Councilmember Silverman Prioritizes Affordable Housing, Seniors, and Jobs in FY19 Budget

Earlier today, D.C. Councilmember Elissa Silverman (I-At Large) voted with her colleagues to unanimously pass the Fiscal Year (FY) 2019 budget. This was the first of two votes on next year's budget allocation and the legislation supporting it. Silverman, who chairs the Council's Committee on Labor and Workforce Development, championed programs that have a proven track record of putting D.C. residents to work and funded housing programs that ensure residents can afford to live in the city.

“Putting our tax dollars and efforts toward making sure every District resident can get a living wage career and affordable housing was my North Star, my guiding principle, of this budget,” Silverman said. “We have an immense task before us as a city to make D.C. more equitable and affordable. What we do in next year's budget bends our city a little more toward opportunity and justice.”

The budget also includes landmark investments in maintenance for Metrorail and Metrobus, as well as increased funding for education, housing, healthcare, and public safety.

Highlights of Councilmember Silverman's efforts in the FY 2019 budget are the following:


  • An innovative new housing subsidy to give financial assistance to moderate-income seniors and residents with disabilities who have fixed incomes and cannot afford rising rents. This program will help fill that financial gap and allow residents to age in place.
  • A new fund to help seniors with reverse mortgages who are facing financial hardship and possible foreclosure.
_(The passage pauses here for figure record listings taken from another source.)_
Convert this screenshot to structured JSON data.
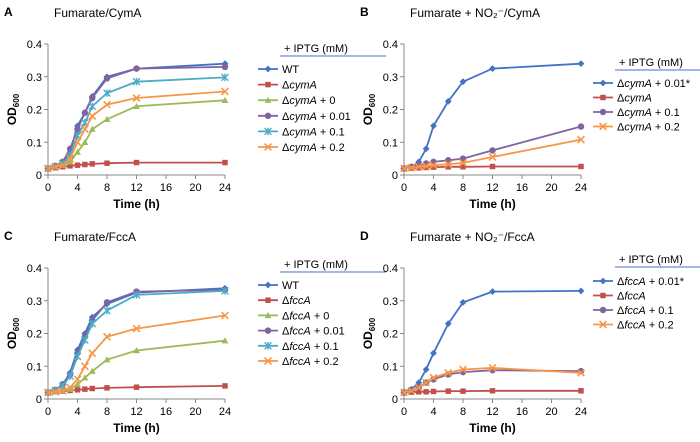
{
  "chart_data": [
    {
      "panel": "A",
      "title": "Fumarate/CymA",
      "type": "line",
      "xlabel": "Time (h)",
      "ylabel": "OD",
      "ylabel_sub": "600",
      "xlim": [
        0,
        24
      ],
      "ylim": [
        0,
        0.4
      ],
      "xticks": [
        0,
        4,
        8,
        12,
        16,
        20,
        24
      ],
      "yticks": [
        0,
        0.1,
        0.2,
        0.3,
        0.4
      ],
      "xtick_labels": [
        "0",
        "4",
        "8",
        "12",
        "16",
        "20",
        "24"
      ],
      "ytick_labels": [
        "0",
        "0.1",
        "0.2",
        "0.3",
        "0.4"
      ],
      "legend_title": "+ IPTG (mM)",
      "series": [
        {
          "name": "WT",
          "label_pre": "WT",
          "label_italic": "",
          "label_post": "",
          "color": "#4472c4",
          "marker": "diamond",
          "x": [
            0,
            1,
            2,
            3,
            4,
            5,
            6,
            8,
            12,
            24
          ],
          "y": [
            0.02,
            0.025,
            0.04,
            0.07,
            0.15,
            0.19,
            0.24,
            0.3,
            0.325,
            0.34
          ]
        },
        {
          "name": "ΔcymA",
          "label_pre": "Δ",
          "label_italic": "cymA",
          "label_post": "",
          "color": "#c0504d",
          "marker": "square",
          "x": [
            0,
            1,
            2,
            3,
            4,
            5,
            6,
            8,
            12,
            24
          ],
          "y": [
            0.02,
            0.022,
            0.025,
            0.028,
            0.03,
            0.032,
            0.034,
            0.036,
            0.038,
            0.038
          ]
        },
        {
          "name": "ΔcymA + 0",
          "label_pre": "Δ",
          "label_italic": "cymA",
          "label_post": " + 0",
          "color": "#9bbb59",
          "marker": "triangle",
          "x": [
            0,
            1,
            2,
            3,
            4,
            5,
            6,
            8,
            12,
            24
          ],
          "y": [
            0.02,
            0.025,
            0.03,
            0.04,
            0.07,
            0.1,
            0.14,
            0.17,
            0.21,
            0.228
          ]
        },
        {
          "name": "ΔcymA + 0.01",
          "label_pre": "Δ",
          "label_italic": "cymA",
          "label_post": " + 0.01",
          "color": "#8064a2",
          "marker": "circle",
          "x": [
            0,
            1,
            2,
            3,
            4,
            5,
            6,
            8,
            12,
            24
          ],
          "y": [
            0.02,
            0.028,
            0.04,
            0.08,
            0.14,
            0.19,
            0.235,
            0.295,
            0.325,
            0.33
          ]
        },
        {
          "name": "ΔcymA + 0.1",
          "label_pre": "Δ",
          "label_italic": "cymA",
          "label_post": " + 0.1",
          "color": "#4bacc6",
          "marker": "star",
          "x": [
            0,
            1,
            2,
            3,
            4,
            5,
            6,
            8,
            12,
            24
          ],
          "y": [
            0.02,
            0.026,
            0.035,
            0.06,
            0.12,
            0.16,
            0.21,
            0.25,
            0.285,
            0.298
          ]
        },
        {
          "name": "ΔcymA + 0.2",
          "label_pre": "Δ",
          "label_italic": "cymA",
          "label_post": " + 0.2",
          "color": "#f79646",
          "marker": "x",
          "x": [
            0,
            1,
            2,
            3,
            4,
            5,
            6,
            8,
            12,
            24
          ],
          "y": [
            0.02,
            0.025,
            0.03,
            0.05,
            0.1,
            0.14,
            0.18,
            0.215,
            0.235,
            0.255
          ]
        }
      ]
    },
    {
      "panel": "B",
      "title": "Fumarate + NO₂⁻/CymA",
      "type": "line",
      "xlabel": "Time (h)",
      "ylabel": "OD",
      "ylabel_sub": "600",
      "xlim": [
        0,
        24
      ],
      "ylim": [
        0,
        0.4
      ],
      "xticks": [
        0,
        4,
        8,
        12,
        16,
        20,
        24
      ],
      "yticks": [
        0,
        0.1,
        0.2,
        0.3,
        0.4
      ],
      "xtick_labels": [
        "0",
        "4",
        "8",
        "12",
        "16",
        "20",
        "24"
      ],
      "ytick_labels": [
        "0",
        "0.1",
        "0.2",
        "0.3",
        "0.4"
      ],
      "legend_title": "+ IPTG (mM)",
      "series": [
        {
          "name": "ΔcymA + 0.01*",
          "label_pre": "Δ",
          "label_italic": "cymA",
          "label_post": " + 0.01*",
          "color": "#4472c4",
          "marker": "diamond",
          "x": [
            0,
            1,
            2,
            3,
            4,
            6,
            8,
            12,
            24
          ],
          "y": [
            0.02,
            0.025,
            0.04,
            0.08,
            0.15,
            0.225,
            0.285,
            0.325,
            0.34
          ]
        },
        {
          "name": "ΔcymA",
          "label_pre": "Δ",
          "label_italic": "cymA",
          "label_post": "",
          "color": "#c0504d",
          "marker": "square",
          "x": [
            0,
            1,
            2,
            3,
            4,
            6,
            8,
            12,
            24
          ],
          "y": [
            0.02,
            0.021,
            0.022,
            0.023,
            0.024,
            0.025,
            0.025,
            0.026,
            0.026
          ]
        },
        {
          "name": "ΔcymA + 0.1",
          "label_pre": "Δ",
          "label_italic": "cymA",
          "label_post": " + 0.1",
          "color": "#8064a2",
          "marker": "circle",
          "x": [
            0,
            1,
            2,
            3,
            4,
            6,
            8,
            12,
            24
          ],
          "y": [
            0.02,
            0.025,
            0.03,
            0.035,
            0.04,
            0.045,
            0.05,
            0.075,
            0.148
          ]
        },
        {
          "name": "ΔcymA + 0.2",
          "label_pre": "Δ",
          "label_italic": "cymA",
          "label_post": " + 0.2",
          "color": "#f79646",
          "marker": "x",
          "x": [
            0,
            1,
            2,
            3,
            4,
            6,
            8,
            12,
            24
          ],
          "y": [
            0.02,
            0.022,
            0.025,
            0.027,
            0.03,
            0.033,
            0.037,
            0.055,
            0.108
          ]
        }
      ]
    },
    {
      "panel": "C",
      "title": "Fumarate/FccA",
      "type": "line",
      "xlabel": "Time (h)",
      "ylabel": "OD",
      "ylabel_sub": "600",
      "xlim": [
        0,
        24
      ],
      "ylim": [
        0,
        0.4
      ],
      "xticks": [
        0,
        4,
        8,
        12,
        16,
        20,
        24
      ],
      "yticks": [
        0,
        0.1,
        0.2,
        0.3,
        0.4
      ],
      "xtick_labels": [
        "0",
        "4",
        "8",
        "12",
        "16",
        "20",
        "24"
      ],
      "ytick_labels": [
        "0",
        "0.1",
        "0.2",
        "0.3",
        "0.4"
      ],
      "legend_title": "+ IPTG (mM)",
      "series": [
        {
          "name": "WT",
          "label_pre": "WT",
          "label_italic": "",
          "label_post": "",
          "color": "#4472c4",
          "marker": "diamond",
          "x": [
            0,
            1,
            2,
            3,
            4,
            5,
            6,
            8,
            12,
            24
          ],
          "y": [
            0.02,
            0.025,
            0.045,
            0.08,
            0.15,
            0.2,
            0.25,
            0.29,
            0.325,
            0.338
          ]
        },
        {
          "name": "ΔfccA",
          "label_pre": "Δ",
          "label_italic": "fccA",
          "label_post": "",
          "color": "#c0504d",
          "marker": "square",
          "x": [
            0,
            1,
            2,
            3,
            4,
            5,
            6,
            8,
            12,
            24
          ],
          "y": [
            0.02,
            0.022,
            0.024,
            0.026,
            0.028,
            0.03,
            0.032,
            0.034,
            0.036,
            0.04
          ]
        },
        {
          "name": "ΔfccA + 0",
          "label_pre": "Δ",
          "label_italic": "fccA",
          "label_post": " + 0",
          "color": "#9bbb59",
          "marker": "triangle",
          "x": [
            0,
            1,
            2,
            3,
            4,
            5,
            6,
            8,
            12,
            24
          ],
          "y": [
            0.02,
            0.022,
            0.025,
            0.03,
            0.045,
            0.065,
            0.085,
            0.12,
            0.148,
            0.178
          ]
        },
        {
          "name": "ΔfccA + 0.01",
          "label_pre": "Δ",
          "label_italic": "fccA",
          "label_post": " + 0.01",
          "color": "#8064a2",
          "marker": "circle",
          "x": [
            0,
            1,
            2,
            3,
            4,
            5,
            6,
            8,
            12,
            24
          ],
          "y": [
            0.02,
            0.028,
            0.045,
            0.075,
            0.14,
            0.19,
            0.24,
            0.295,
            0.328,
            0.333
          ]
        },
        {
          "name": "ΔfccA + 0.1",
          "label_pre": "Δ",
          "label_italic": "fccA",
          "label_post": " + 0.1",
          "color": "#4bacc6",
          "marker": "star",
          "x": [
            0,
            1,
            2,
            3,
            4,
            5,
            6,
            8,
            12,
            24
          ],
          "y": [
            0.02,
            0.026,
            0.04,
            0.07,
            0.13,
            0.18,
            0.23,
            0.27,
            0.318,
            0.33
          ]
        },
        {
          "name": "ΔfccA + 0.2",
          "label_pre": "Δ",
          "label_italic": "fccA",
          "label_post": " + 0.2",
          "color": "#f79646",
          "marker": "x",
          "x": [
            0,
            1,
            2,
            3,
            4,
            5,
            6,
            8,
            12,
            24
          ],
          "y": [
            0.02,
            0.022,
            0.025,
            0.035,
            0.06,
            0.1,
            0.14,
            0.19,
            0.215,
            0.255
          ]
        }
      ]
    },
    {
      "panel": "D",
      "title": "Fumarate + NO₂⁻/FccA",
      "type": "line",
      "xlabel": "Time (h)",
      "ylabel": "OD",
      "ylabel_sub": "600",
      "xlim": [
        0,
        24
      ],
      "ylim": [
        0,
        0.4
      ],
      "xticks": [
        0,
        4,
        8,
        12,
        16,
        20,
        24
      ],
      "yticks": [
        0,
        0.1,
        0.2,
        0.3,
        0.4
      ],
      "xtick_labels": [
        "0",
        "4",
        "8",
        "12",
        "16",
        "20",
        "24"
      ],
      "ytick_labels": [
        "0",
        "0.1",
        "0.2",
        "0.3",
        "0.4"
      ],
      "legend_title": "+ IPTG (mM)",
      "series": [
        {
          "name": "ΔfccA + 0.01*",
          "label_pre": "Δ",
          "label_italic": "fccA",
          "label_post": " + 0.01*",
          "color": "#4472c4",
          "marker": "diamond",
          "x": [
            0,
            1,
            2,
            3,
            4,
            6,
            8,
            12,
            24
          ],
          "y": [
            0.02,
            0.03,
            0.05,
            0.09,
            0.14,
            0.23,
            0.295,
            0.328,
            0.33
          ]
        },
        {
          "name": "ΔfccA",
          "label_pre": "Δ",
          "label_italic": "fccA",
          "label_post": "",
          "color": "#c0504d",
          "marker": "square",
          "x": [
            0,
            1,
            2,
            3,
            4,
            6,
            8,
            12,
            24
          ],
          "y": [
            0.02,
            0.021,
            0.022,
            0.022,
            0.023,
            0.024,
            0.024,
            0.025,
            0.025
          ]
        },
        {
          "name": "ΔfccA + 0.1",
          "label_pre": "Δ",
          "label_italic": "fccA",
          "label_post": " + 0.1",
          "color": "#8064a2",
          "marker": "circle",
          "x": [
            0,
            1,
            2,
            3,
            4,
            6,
            8,
            12,
            24
          ],
          "y": [
            0.02,
            0.025,
            0.035,
            0.05,
            0.06,
            0.075,
            0.082,
            0.088,
            0.085
          ]
        },
        {
          "name": "ΔfccA + 0.2",
          "label_pre": "Δ",
          "label_italic": "fccA",
          "label_post": " + 0.2",
          "color": "#f79646",
          "marker": "x",
          "x": [
            0,
            1,
            2,
            3,
            4,
            6,
            8,
            12,
            24
          ],
          "y": [
            0.02,
            0.025,
            0.035,
            0.05,
            0.065,
            0.08,
            0.09,
            0.095,
            0.08
          ]
        }
      ]
    }
  ]
}
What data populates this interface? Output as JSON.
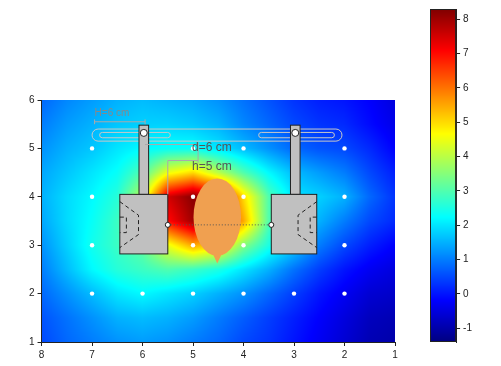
{
  "chart_data": {
    "type": "heatmap",
    "annotations": [
      "H=6 cm",
      "d=6 cm",
      "h=5 cm"
    ],
    "xlim": [
      8,
      1
    ],
    "xticks": [
      8,
      7,
      6,
      5,
      4,
      3,
      2,
      1
    ],
    "ylim": [
      1,
      6
    ],
    "yticks": [
      1,
      2,
      3,
      4,
      5,
      6
    ],
    "grid": false,
    "measurement_x": [
      7,
      6,
      5,
      4,
      3,
      2
    ],
    "measurement_y": [
      2,
      3,
      4,
      5
    ],
    "heatmap": {
      "x": [
        8,
        7.5,
        7,
        6.5,
        6,
        5.5,
        5,
        4.5,
        4,
        3.5,
        3,
        2.5,
        2,
        1.5,
        1
      ],
      "y": [
        1,
        1.5,
        2,
        2.5,
        3,
        3.5,
        4,
        4.5,
        5,
        5.5,
        6
      ],
      "values": [
        [
          0.5,
          0.8,
          1.0,
          1.2,
          1.3,
          1.2,
          1.0,
          0.8,
          0.5,
          0.3,
          0.0,
          -0.3,
          -0.6,
          -0.9,
          -1.0
        ],
        [
          0.6,
          0.9,
          1.2,
          1.5,
          1.6,
          1.5,
          1.3,
          1.0,
          0.7,
          0.4,
          0.1,
          -0.2,
          -0.5,
          -0.8,
          -0.9
        ],
        [
          0.8,
          1.2,
          1.6,
          2.0,
          2.2,
          2.0,
          1.8,
          1.5,
          1.2,
          0.8,
          0.4,
          0.0,
          -0.3,
          -0.6,
          -0.7
        ],
        [
          1.0,
          1.6,
          2.2,
          2.6,
          2.8,
          3.0,
          2.8,
          2.5,
          2.0,
          1.5,
          0.9,
          0.4,
          0.0,
          -0.3,
          -0.5
        ],
        [
          1.2,
          1.8,
          2.4,
          2.8,
          3.2,
          4.5,
          5.5,
          5.0,
          3.5,
          2.5,
          1.8,
          1.0,
          0.5,
          0.1,
          -0.2
        ],
        [
          1.4,
          1.9,
          2.3,
          2.8,
          4.0,
          7.0,
          8.0,
          7.0,
          5.5,
          3.0,
          2.0,
          1.5,
          1.0,
          0.5,
          0.2
        ],
        [
          1.5,
          1.9,
          2.2,
          2.6,
          4.0,
          7.5,
          8.2,
          7.5,
          5.0,
          3.0,
          2.0,
          1.8,
          1.5,
          0.8,
          0.3
        ],
        [
          1.4,
          1.7,
          2.0,
          2.3,
          3.0,
          4.5,
          5.0,
          4.0,
          3.0,
          2.2,
          1.6,
          1.3,
          1.0,
          0.5,
          0.1
        ],
        [
          1.2,
          1.5,
          1.7,
          2.0,
          2.2,
          2.3,
          2.3,
          2.0,
          1.6,
          1.2,
          0.8,
          0.6,
          0.5,
          0.2,
          -0.2
        ],
        [
          1.0,
          1.3,
          1.5,
          1.7,
          1.8,
          1.8,
          1.7,
          1.5,
          1.1,
          0.8,
          0.5,
          0.3,
          0.2,
          -0.1,
          -0.4
        ],
        [
          0.8,
          1.1,
          1.3,
          1.5,
          1.6,
          1.5,
          1.4,
          1.2,
          0.9,
          0.6,
          0.3,
          0.1,
          0.0,
          -0.2,
          -0.5
        ]
      ]
    },
    "colorbar": {
      "lim": [
        -1.4,
        8.3
      ],
      "ticks": [
        -1,
        0,
        1,
        2,
        3,
        4,
        5,
        6,
        7,
        8
      ]
    }
  }
}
This one-time funding will help seniors remain in their homes, prevent homelessness, and help keep families and neighborhoods stable.
  • New legislation allowing the District to solicit Housing Production Trust Fund applications up to a year earlier to produce and preserve affordable housing more efficiently.
  • Redirection of funds into public housing repairs, emergency rental assistance, and low- to moderate-income homeownership programs.


  • $1 million to increase capacity at D.C. Central Kitchen (DCCK), one of the District’s most successful culinary job training programs. The grant will help DCCK purchase a new building, which will also increase its ability to produce healthy meals and help close the District's food gap.
  • $1.5 million to continue the Career Pathways Innovation Fund grant program, which provides literacy training integrated with occupational training for District jobseekers.
  • $175,000 to enhance oversight of workforce development programs by the Office of the D.C. Auditor, the legislative audit arm of the District.


  • $500,000 to conduct a pilot adult literacy training program for the District’s lowest-level learners through the Office of the State Superintendent of Education.
  • $500,000 to expand Out-of-School Time grants, providing access to before-school, after-school, and summertime enrichment programs for District children and their families.


  • A living wage certification program created to certify District employers who pay a living wage to their employees and incentivize higher wages. The program also includes a new directory of local employers paying a living wage for consumer use.

The second and final vote on next year's budget allocation will be held on Tuesday, May 29. There will also be a second and final vote on the legislation supporting next year's budget, known as the Budget Support Act (BSA). The second vote on the BSA is not yet scheduled.